L’excès de pesticides présents dans les PGM, soit par génération autonome (insecticide), soit par imprégnation (herbicide), pourrait présenter des risques spécifiques pour l’alimentation des animaux ou celle des humains qui les consomment [8]. Alors que les produits alimentaires contenant plus de 0,9 % d’OGM sont étiquetés, le projet de loi du gouvernement français refuse cette mesure pour les produits (viande, œufs, lait) issus d’animaux ayant consommé des PGM. Il ne mentionne même pas l’obligation d’informer le public sur les résultats des tests de toxicité des PGM, et cela malgré les recommandations européennes. On peut aussi s’interroger sur l’éventuelle transmission aux bactéries qui peuplent notre tube digestif de propriétés nouvelles induites par les transgènes ingérés, dont des résistances aux antibiotiques. Malgré de nombreuses et anciennes mises en garde, le projet de loi ménage encore jusqu’en 2009 la présence, dans les transgènes, de gènes de résistance aux antibiotiques.

Aucun de ces risques n’a été sérieusement étudié, au prétexte que les plantes transgéniques ne font que poursuivre le projet classique d’amélioration des espèces, lequel a fait ses preuves d’innocuité... C’est confondre la sélection variétale, ou les croisements traditionnels, avec la production de chimères qui mélangent des espèces très différentes, voire l’animal avec le végétal. Cet amalgame justifie en partie l’hypothèse hardie d’« équivalence en substance » postulant que la plante génétiquement modifiée est identique, dans sa composition, à la plante mère non modifiée, alors même que l’introduction d’un gène étranger est susceptible de perturber d’autres fonctions.

 

Simulacres de concertation

 

Dans le sillage du paradigme de l’agriculture intensive, productiviste et chimique, la mission, utopique, de ces PGM est l’éradication des mauvaises herbes et des insectes parasites. Elle rompt avec l’attitude traditionnelle du paysan, résolu à préserver sa récolte par une sorte de « pacte armé » avec la nature, plutôt que par l’éradication.
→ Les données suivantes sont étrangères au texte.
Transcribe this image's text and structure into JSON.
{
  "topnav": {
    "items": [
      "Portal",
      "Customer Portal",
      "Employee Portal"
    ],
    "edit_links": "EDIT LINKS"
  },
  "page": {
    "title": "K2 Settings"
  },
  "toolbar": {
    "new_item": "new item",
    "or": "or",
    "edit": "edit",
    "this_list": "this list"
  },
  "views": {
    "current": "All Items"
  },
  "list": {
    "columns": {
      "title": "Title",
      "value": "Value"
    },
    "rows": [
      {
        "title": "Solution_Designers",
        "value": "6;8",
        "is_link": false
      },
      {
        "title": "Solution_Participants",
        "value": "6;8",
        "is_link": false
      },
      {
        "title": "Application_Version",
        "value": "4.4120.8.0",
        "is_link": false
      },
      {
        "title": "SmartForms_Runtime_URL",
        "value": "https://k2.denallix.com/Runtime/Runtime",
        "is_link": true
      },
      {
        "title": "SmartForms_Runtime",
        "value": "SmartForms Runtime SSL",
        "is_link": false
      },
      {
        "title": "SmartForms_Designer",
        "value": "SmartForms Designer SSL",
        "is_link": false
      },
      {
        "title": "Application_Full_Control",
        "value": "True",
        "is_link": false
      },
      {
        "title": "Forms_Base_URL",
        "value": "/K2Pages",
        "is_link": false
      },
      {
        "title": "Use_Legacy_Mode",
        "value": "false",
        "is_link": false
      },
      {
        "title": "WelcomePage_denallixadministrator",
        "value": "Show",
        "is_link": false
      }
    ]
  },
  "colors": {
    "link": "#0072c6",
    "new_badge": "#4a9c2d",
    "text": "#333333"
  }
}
Car le paysan sait que l’ensemble vivant auquel il appartient est beaucoup trop complexe, et ce que l’on en connaît beaucoup trop fruste, pour s’autoriser des actions radicales sans risquer une catastrophe. Si des agriculteurs se lancent dans les cultures de PGM, c’est qu’ils en escomptent une économie de main-d’œuvre : suppression des passages d’insecticide, diminution des passages d’herbicide (d’où les doses massives), ce qui est hautement discutable dans des pays où le chômage paysan est dramatique, comme c’est le cas en Chine. C’est aussi parce que les industriels consentent des avantages initiaux à ces « pionniers du progrès » pour mieux les entraîner vers des pratiques difficilement réversibles, et leur font miroiter des miracles, comme on l’a vu en Argentine (lire « Argentine, un cas d’école ») et au Brésil pour imposer le soja GM.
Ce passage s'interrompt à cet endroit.